Prometheus allows you to get metrics from a lot of systems.
We are integrated with third party suppliers that expose us a balance, an amount of resources we can use.
That is exposed as the following metric:
available_sms{route="1",env="prod"} 1000
This is a gauge, therefore we can write an alerting rule like this:
- alert: No more SMS
expr: |
available_sms < 1000
That works well.. when the provider API is available. In our use case, sometimes, the api is refusing access for 10 minutes. Which means that if our balance is below 1000 we will get two tickets as the alert will start twice.
An alternative would be to do:
- alert: No more SMS
expr: |
max_over_time(available_sms[1h]) < 1000
Picking min_over_time
means that the alert will be resolved only one hour
after the original result.
max_over_time
means that the alert will be triggered one hour too late.

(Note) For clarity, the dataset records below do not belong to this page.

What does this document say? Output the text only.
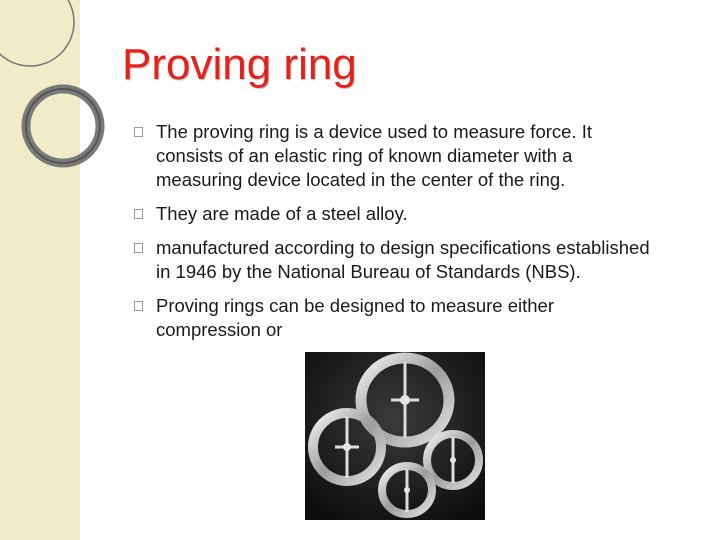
Proving ring
The proving ring is a device used to measure force. It consists of an elastic ring of known diameter with a measuring device located in the center of the ring.
They are made of a steel alloy.
manufactured according to design specifications established in 1946 by the National Bureau of Standards (NBS).
Proving rings can be designed to measure either compression or
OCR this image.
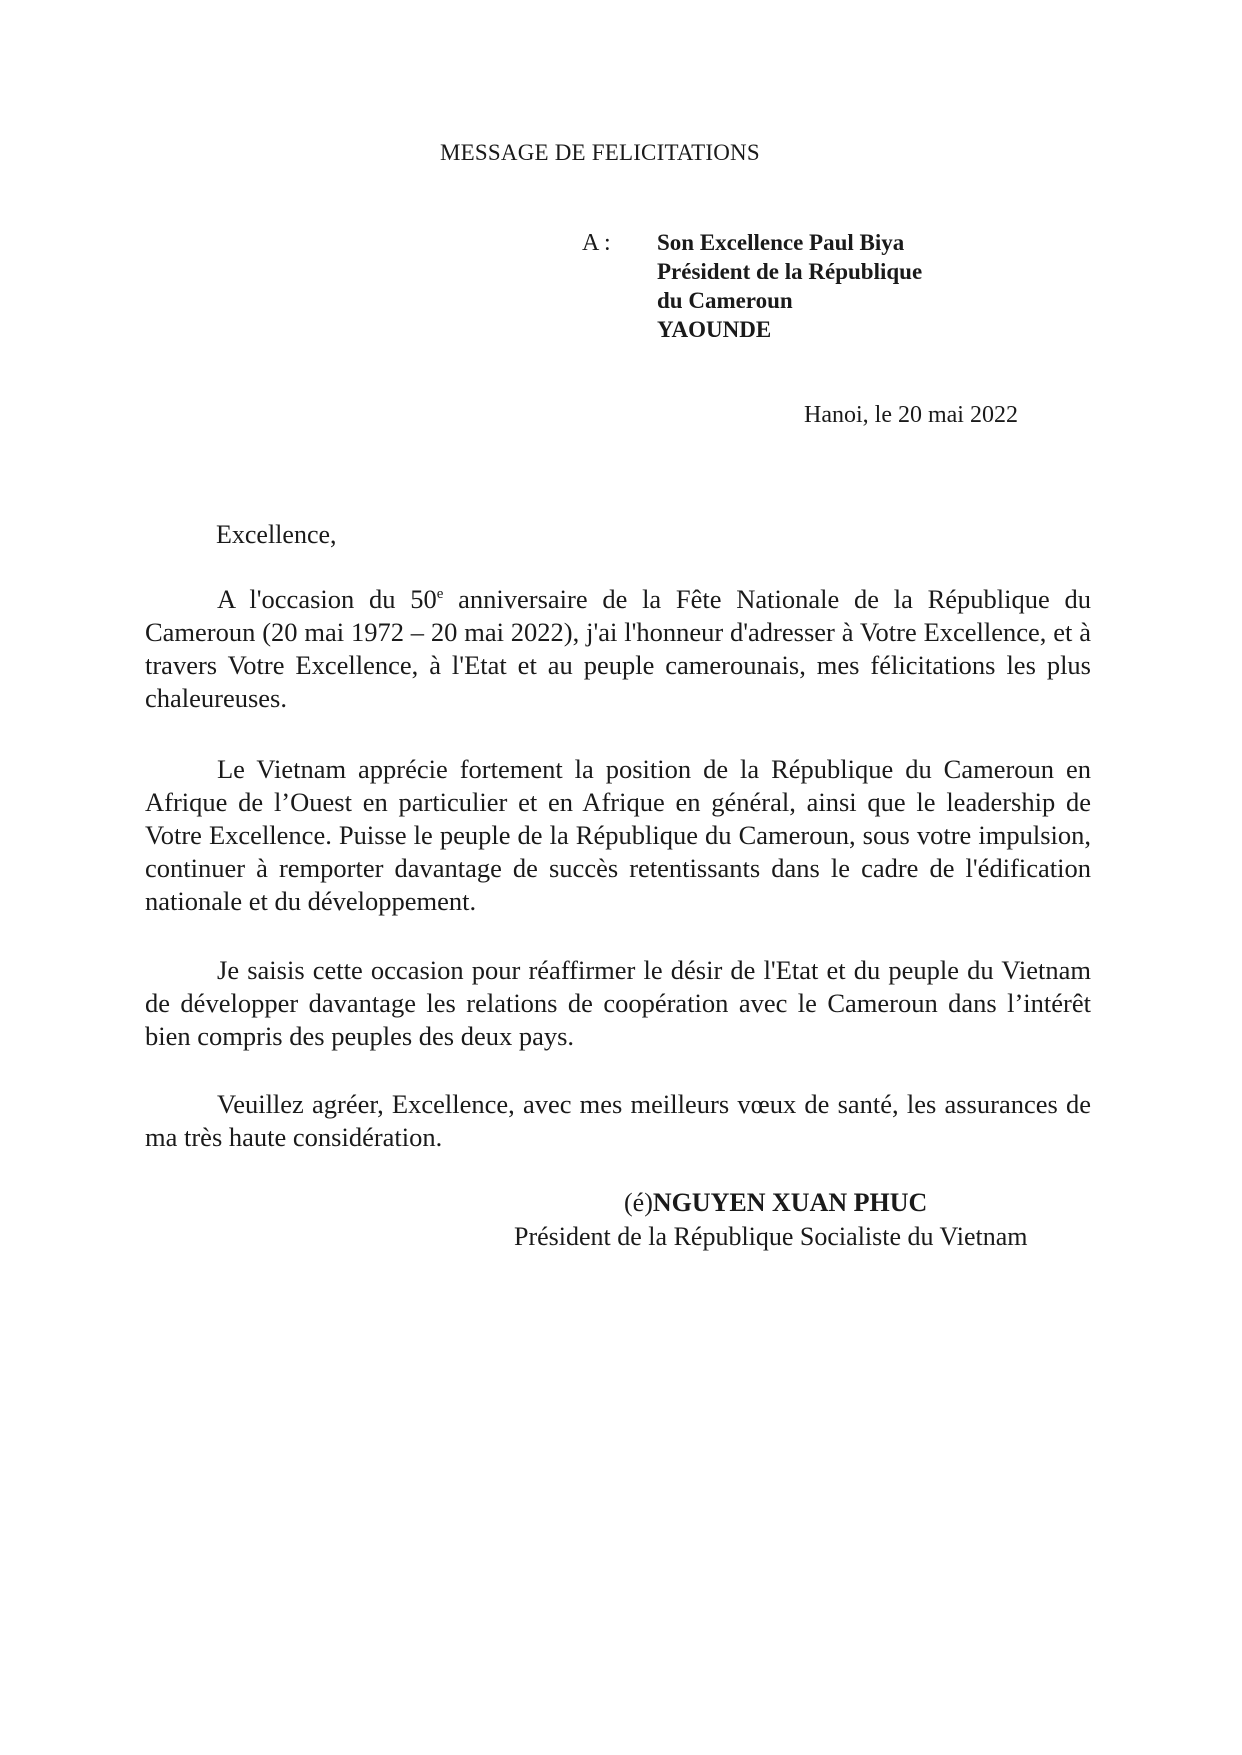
MESSAGE DE FELICITATIONS
A : Son Excellence Paul Biya
Président de la République
du Cameroun
YAOUNDE
Hanoi, le 20 mai 2022
Excellence,
A l'occasion du 50e anniversaire de la Fête Nationale de la République du Cameroun (20 mai 1972 – 20 mai 2022), j'ai l'honneur d'adresser à Votre Excellence, et à travers Votre Excellence, à l'Etat et au peuple camerounais, mes félicitations les plus chaleureuses.
Le Vietnam apprécie fortement la position de la République du Cameroun en Afrique de l’Ouest en particulier et en Afrique en général, ainsi que le leadership de Votre Excellence. Puisse le peuple de la République du Cameroun, sous votre impulsion, continuer à remporter davantage de succès retentissants dans le cadre de l'édification nationale et du développement.
Je saisis cette occasion pour réaffirmer le désir de l'Etat et du peuple du Vietnam de développer davantage les relations de coopération avec le Cameroun dans l’intérêt bien compris des peuples des deux pays.
Veuillez agréer, Excellence, avec mes meilleurs vœux de santé, les assurances de ma très haute considération.
(é)NGUYEN XUAN PHUC
Président de la République Socialiste du Vietnam
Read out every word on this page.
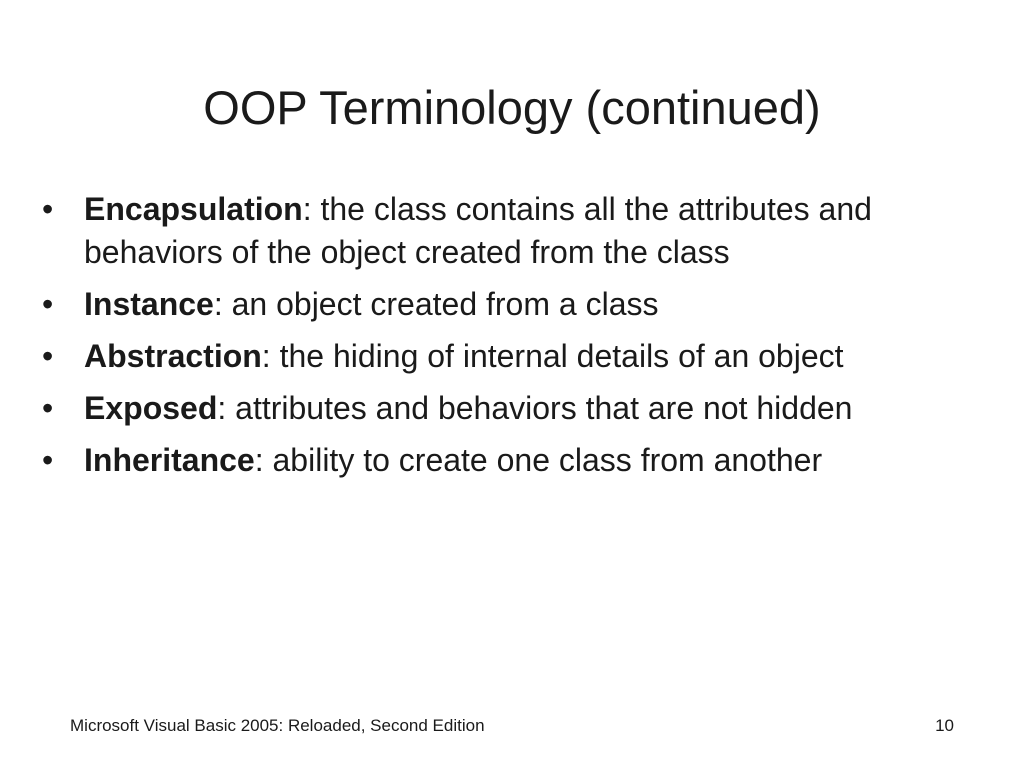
OOP Terminology (continued)
• Encapsulation: the class contains all the attributes and behaviors of the object created from the class
• Instance: an object created from a class
• Abstraction: the hiding of internal details of an object
• Exposed: attributes and behaviors that are not hidden
• Inheritance: ability to create one class from another
Microsoft Visual Basic 2005: Reloaded, Second Edition	10
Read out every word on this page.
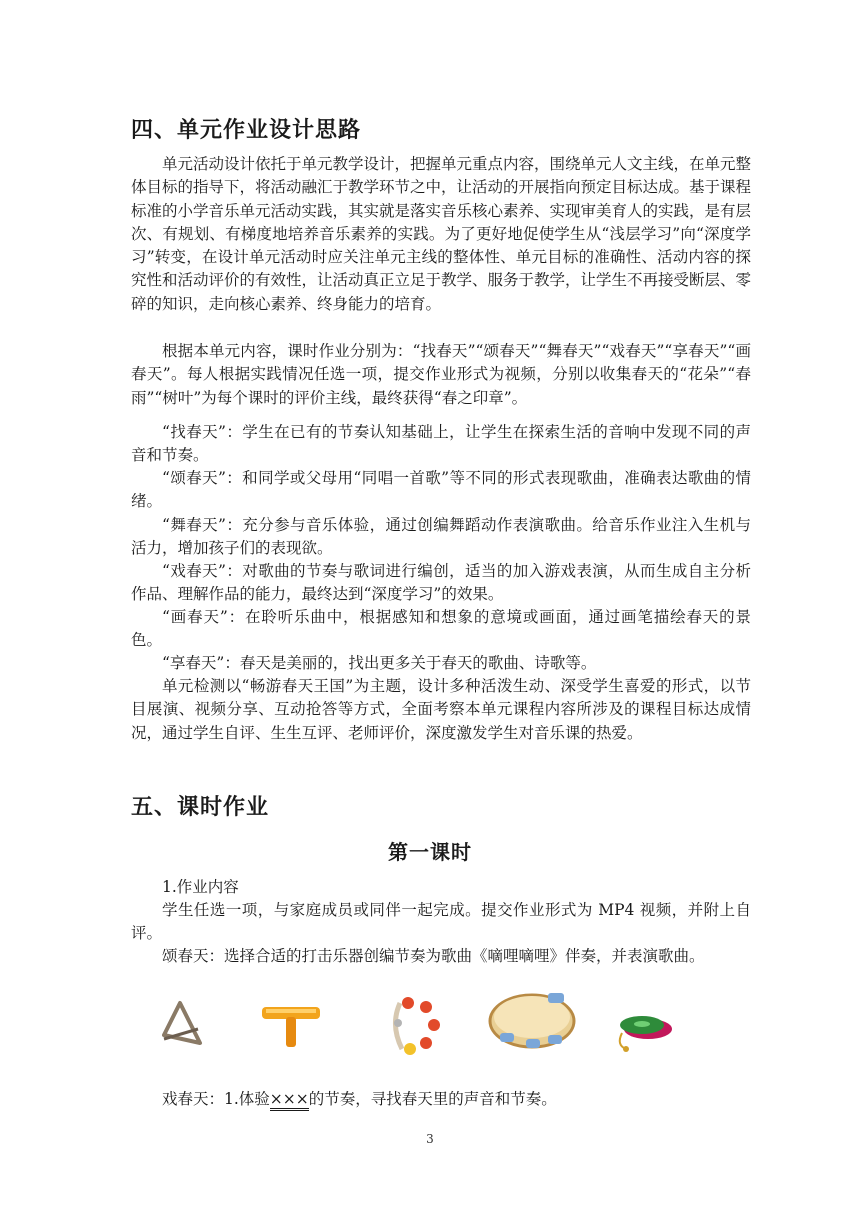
四、单元作业设计思路

单元活动设计依托于单元教学设计，把握单元重点内容，围绕单元人文主线，在单元整体目标的指导下，将活动融汇于教学环节之中，让活动的开展指向预定目标达成。基于课程标准的小学音乐单元活动实践，其实就是落实音乐核心素养、实现审美育人的实践，是有层次、有规划、有梯度地培养音乐素养的实践。为了更好地促使学生从“浅层学习”向“深度学习”转变，在设计单元活动时应关注单元主线的整体性、单元目标的准确性、活动内容的探究性和活动评价的有效性，让活动真正立足于教学、服务于教学，让学生不再接受断层、零碎的知识，走向核心素养、终身能力的培育。

根据本单元内容，课时作业分别为：“找春天”“颂春天”“舞春天”“戏春天”“享春天”“画春天”。每人根据实践情况任选一项，提交作业形式为视频，分别以收集春天的“花朵”“春雨”“树叶”为每个课时的评价主线，最终获得“春之印章”。

“找春天”：学生在已有的节奏认知基础上，让学生在探索生活的音响中发现不同的声音和节奏。

“颂春天”：和同学或父母用“同唱一首歌”等不同的形式表现歌曲，准确表达歌曲的情绪。

“舞春天”：充分参与音乐体验，通过创编舞蹈动作表演歌曲。给音乐作业注入生机与活力，增加孩子们的表现欲。

“戏春天”：对歌曲的节奏与歌词进行编创，适当的加入游戏表演，从而生成自主分析作品、理解作品的能力，最终达到“深度学习”的效果。

“画春天”：在聆听乐曲中，根据感知和想象的意境或画面，通过画笔描绘春天的景色。

“享春天”：春天是美丽的，找出更多关于春天的歌曲、诗歌等。

单元检测以“畅游春天王国”为主题，设计多种活泼生动、深受学生喜爱的形式，以节目展演、视频分享、互动抢答等方式，全面考察本单元课程内容所涉及的课程目标达成情况，通过学生自评、生生互评、老师评价，深度激发学生对音乐课的热爱。

五、课时作业
第一课时

1.作业内容

学生任选一项，与家庭成员或同伴一起完成。提交作业形式为 MP4 视频，并附上自评。

颂春天：选择合适的打击乐器创编节奏为歌曲《嘀哩嘀哩》伴奏，并表演歌曲。

戏春天：1.体验×××的节奏，寻找春天里的声音和节奏。

3
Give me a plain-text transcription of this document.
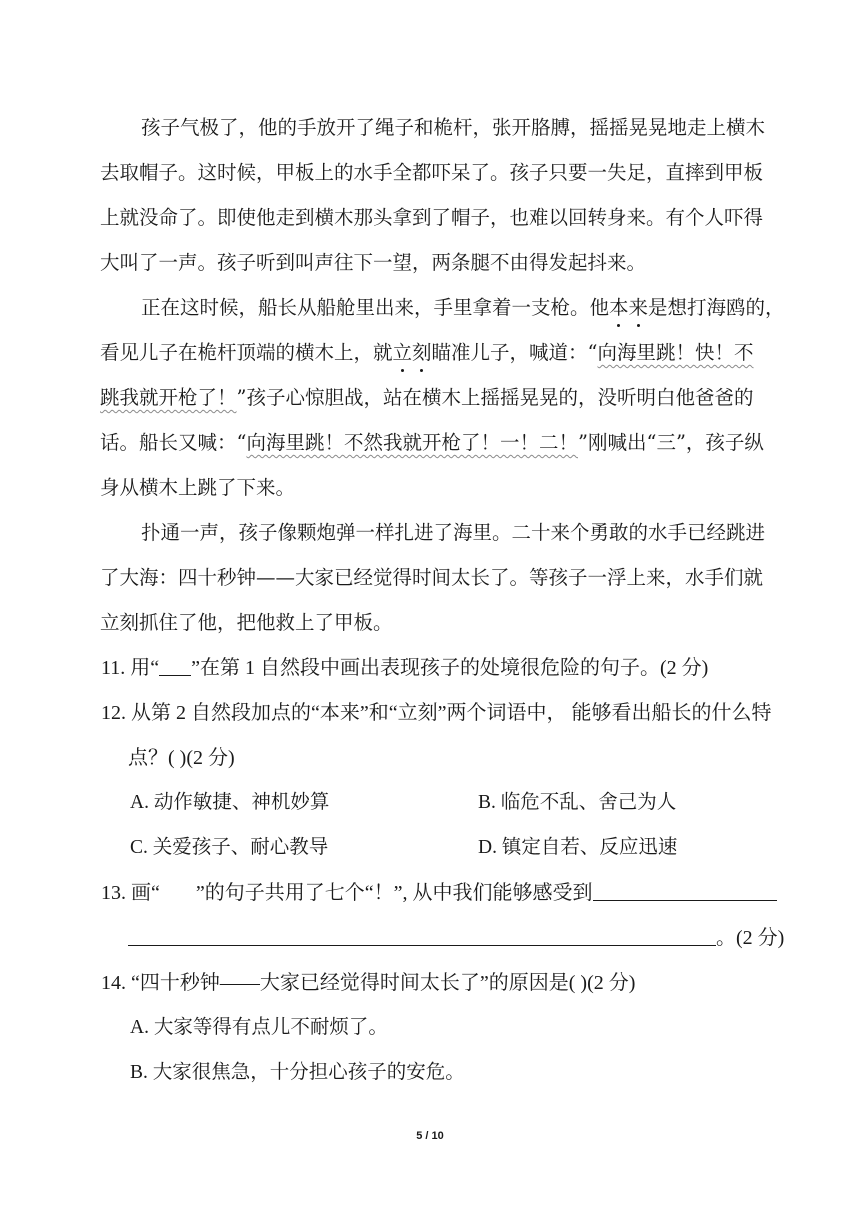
孩子气极了，他的手放开了绳子和桅杆，张开胳膊，摇摇晃晃地走上横木
去取帽子。这时候，甲板上的水手全都吓呆了。孩子只要一失足，直摔到甲板
上就没命了。即使他走到横木那头拿到了帽子，也难以回转身来。有个人吓得
大叫了一声。孩子听到叫声往下一望，两条腿不由得发起抖来。
正在这时候，船长从船舱里出来，手里拿着一支枪。他本来是想打海鸥的，
看见儿子在桅杆顶端的横木上，就立刻瞄准儿子，喊道：“向海里跳！快！不
跳我就开枪了！”孩子心惊胆战，站在横木上摇摇晃晃的，没听明白他爸爸的
话。船长又喊：“向海里跳！不然我就开枪了！一！二！”刚喊出“三”，孩子纵
身从横木上跳了下来。
扑通一声，孩子像颗炮弹一样扎进了海里。二十来个勇敢的水手已经跳进
了大海：四十秒钟——大家已经觉得时间太长了。等孩子一浮上来，水手们就
立刻抓住了他，把他救上了甲板。
11. 用“ ”在第 1 自然段中画出表现孩子的处境很危险的句子。(2 分)
12. 从第 2 自然段加点的“本来”和“立刻”两个词语中， 能够看出船长的什么特
点？( )(2 分)
A. 动作敏捷、神机妙算	B. 临危不乱、舍己为人
C. 关爱孩子、耐心教导	D. 镇定自若、反应迅速
13. 画“ ”的句子共用了七个“！”, 从中我们能够感受到
。(2 分)
14. “四十秒钟——大家已经觉得时间太长了”的原因是( )(2 分)
A. 大家等得有点儿不耐烦了。
B. 大家很焦急，十分担心孩子的安危。
5 / 10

We use an alternative approach, which is to record the last known value:
- record: available_sms_last
expr: available_sms or available_sms_last
- alert: No more SMS
expr: |
available_sms_last < 1000
- alert: No more SMS balance
expr: |
absent(available_sms)
for: 1h
That rule will ensure that in case the api is not available, the
available_sms_last
metric will contain the last known value. We can therefore alert on
that, without alerting too soon or too late! This is using prometheus 1-to-1
vector matching.
Another alert, on absent(available_sms)
enables us to know when the api is
down for a long time.